建立於本實驗曾經對於一維光子晶體[1] [2] [3][4]研究的基礎再加上近幾年來光子晶體理論的快速發展。所以實驗室開始著手於光子晶體的研究。
而本論文的目的將是介紹電磁波在二維的光子晶體中傳遞現象。首先，我將從平面波展開法出發，藉由平面波的展開來瞭解在不同週期性結構的光子晶體，其可允許的傳送頻段與不被允許傳送的頻段的分佈，使我們之後在波源的選擇上有所依據。在數種電磁波解析的方法中，有限差分時域法[7]（Finite Difference Time Domain）是分析空間中電場跟磁場在各方向分量有效的方法。所以我們另外再以FDTD法來模擬電磁波在光子晶體中傳遞的過程。
而本論文共分六章，第一章是主要簡單的介紹完光子晶體，從第二章開始我們將從光子晶體的理論出發。在第二章裡，我們會著重於平面波展開法（Plane Wave Expansion）[5] [6]，藉由平面波展開的方式，讓我們可以更容易瞭解晶體結構與電磁波傳導模態之間的關係。為了瞭解電磁波如何在光子晶體中傳輸！我們在第三章裡將介紹K.S.Yee在1966年提出的有限差分時域法(Finite Difference Time Domain)來分析呈現電磁波在光子晶體中的傳輸。

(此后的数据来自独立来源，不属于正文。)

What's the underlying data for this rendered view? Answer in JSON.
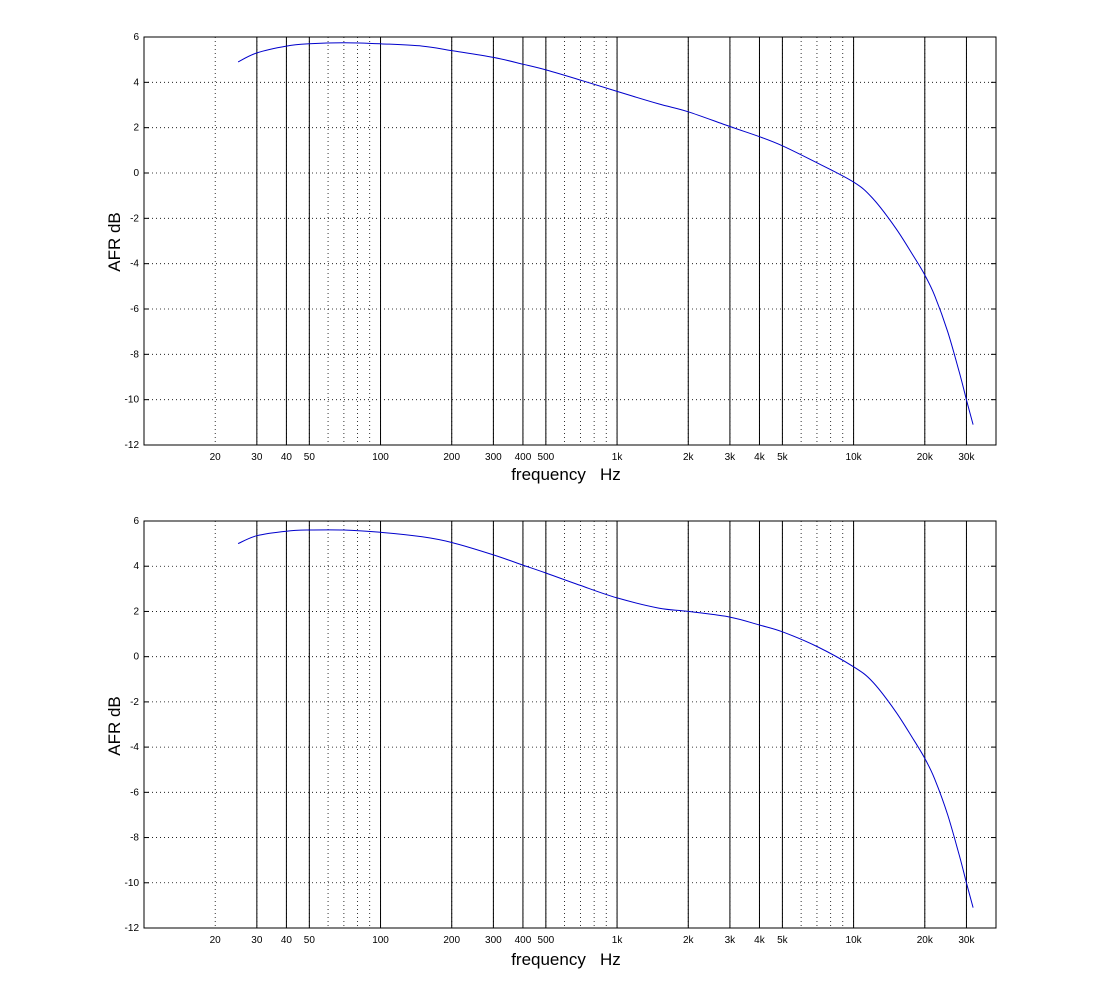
{
  "chart_data": [
    {
      "type": "line",
      "xscale": "log",
      "xlim": [
        10,
        40000
      ],
      "ylim": [
        -12,
        6
      ],
      "xlabel": "frequency   Hz",
      "ylabel": "AFR dB",
      "grid": true,
      "y_ticks": [
        6,
        4,
        2,
        0,
        -2,
        -4,
        -6,
        -8,
        -10,
        -12
      ],
      "x_ticks": [
        {
          "value": 20,
          "label": "20"
        },
        {
          "value": 30,
          "label": "30"
        },
        {
          "value": 40,
          "label": "40"
        },
        {
          "value": 50,
          "label": "50"
        },
        {
          "value": 100,
          "label": "100"
        },
        {
          "value": 200,
          "label": "200"
        },
        {
          "value": 300,
          "label": "300"
        },
        {
          "value": 400,
          "label": "400"
        },
        {
          "value": 500,
          "label": "500"
        },
        {
          "value": 1000,
          "label": "1k"
        },
        {
          "value": 2000,
          "label": "2k"
        },
        {
          "value": 3000,
          "label": "3k"
        },
        {
          "value": 4000,
          "label": "4k"
        },
        {
          "value": 5000,
          "label": "5k"
        },
        {
          "value": 10000,
          "label": "10k"
        },
        {
          "value": 20000,
          "label": "20k"
        },
        {
          "value": 30000,
          "label": "30k"
        }
      ],
      "vertical_lines": [
        30,
        40,
        50,
        100,
        200,
        300,
        400,
        500,
        1000,
        2000,
        3000,
        4000,
        5000,
        10000,
        20000,
        30000
      ],
      "series": [
        {
          "color": "#0000cc",
          "x": [
            25,
            30,
            40,
            50,
            70,
            100,
            150,
            200,
            300,
            400,
            500,
            700,
            1000,
            1500,
            2000,
            3000,
            4000,
            5000,
            7000,
            10000,
            12000,
            15000,
            18000,
            20000,
            22000,
            25000,
            28000,
            30000,
            32000
          ],
          "y": [
            4.9,
            5.3,
            5.6,
            5.7,
            5.75,
            5.7,
            5.6,
            5.4,
            5.1,
            4.8,
            4.55,
            4.1,
            3.6,
            3.05,
            2.7,
            2.05,
            1.6,
            1.2,
            0.45,
            -0.4,
            -1.1,
            -2.4,
            -3.7,
            -4.5,
            -5.4,
            -7.0,
            -8.8,
            -10.0,
            -11.1
          ]
        }
      ]
    },
    {
      "type": "line",
      "xscale": "log",
      "xlim": [
        10,
        40000
      ],
      "ylim": [
        -12,
        6
      ],
      "xlabel": "frequency   Hz",
      "ylabel": "AFR dB",
      "grid": true,
      "y_ticks": [
        6,
        4,
        2,
        0,
        -2,
        -4,
        -6,
        -8,
        -10,
        -12
      ],
      "x_ticks": [
        {
          "value": 20,
          "label": "20"
        },
        {
          "value": 30,
          "label": "30"
        },
        {
          "value": 40,
          "label": "40"
        },
        {
          "value": 50,
          "label": "50"
        },
        {
          "value": 100,
          "label": "100"
        },
        {
          "value": 200,
          "label": "200"
        },
        {
          "value": 300,
          "label": "300"
        },
        {
          "value": 400,
          "label": "400"
        },
        {
          "value": 500,
          "label": "500"
        },
        {
          "value": 1000,
          "label": "1k"
        },
        {
          "value": 2000,
          "label": "2k"
        },
        {
          "value": 3000,
          "label": "3k"
        },
        {
          "value": 4000,
          "label": "4k"
        },
        {
          "value": 5000,
          "label": "5k"
        },
        {
          "value": 10000,
          "label": "10k"
        },
        {
          "value": 20000,
          "label": "20k"
        },
        {
          "value": 30000,
          "label": "30k"
        }
      ],
      "vertical_lines": [
        30,
        40,
        50,
        100,
        200,
        300,
        400,
        500,
        1000,
        2000,
        3000,
        4000,
        5000,
        10000,
        20000,
        30000
      ],
      "series": [
        {
          "color": "#0000cc",
          "x": [
            25,
            30,
            40,
            50,
            70,
            100,
            150,
            200,
            300,
            400,
            500,
            700,
            1000,
            1500,
            2000,
            3000,
            4000,
            5000,
            7000,
            10000,
            12000,
            15000,
            18000,
            20000,
            22000,
            25000,
            28000,
            30000,
            32000
          ],
          "y": [
            5.0,
            5.35,
            5.55,
            5.6,
            5.6,
            5.5,
            5.3,
            5.05,
            4.5,
            4.05,
            3.7,
            3.15,
            2.6,
            2.15,
            2.0,
            1.75,
            1.4,
            1.1,
            0.45,
            -0.45,
            -1.1,
            -2.4,
            -3.7,
            -4.5,
            -5.4,
            -7.0,
            -8.8,
            -10.0,
            -11.1
          ]
        }
      ]
    }
  ]
}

因為要避免電腦模擬計算時，會耗費太多的時間及記憶體空間，我們將引進在第四章裡所介紹的完美耦合的吸收介質層[8] [9] [10]（ Perfectly Matched Layers _ Absorbing Boundary Condition ），來增進電腦模擬時的效率。之後，第五章裡，我們會以(1)平面波展開法、(2)有限差分時域法之完美耦合的吸收介質層 兩種模擬計算的方法，交互分析並討論電磁波在不同光子晶體中的傳輸行為。最後在第六章中，則是簡單地把本論文作一個總結。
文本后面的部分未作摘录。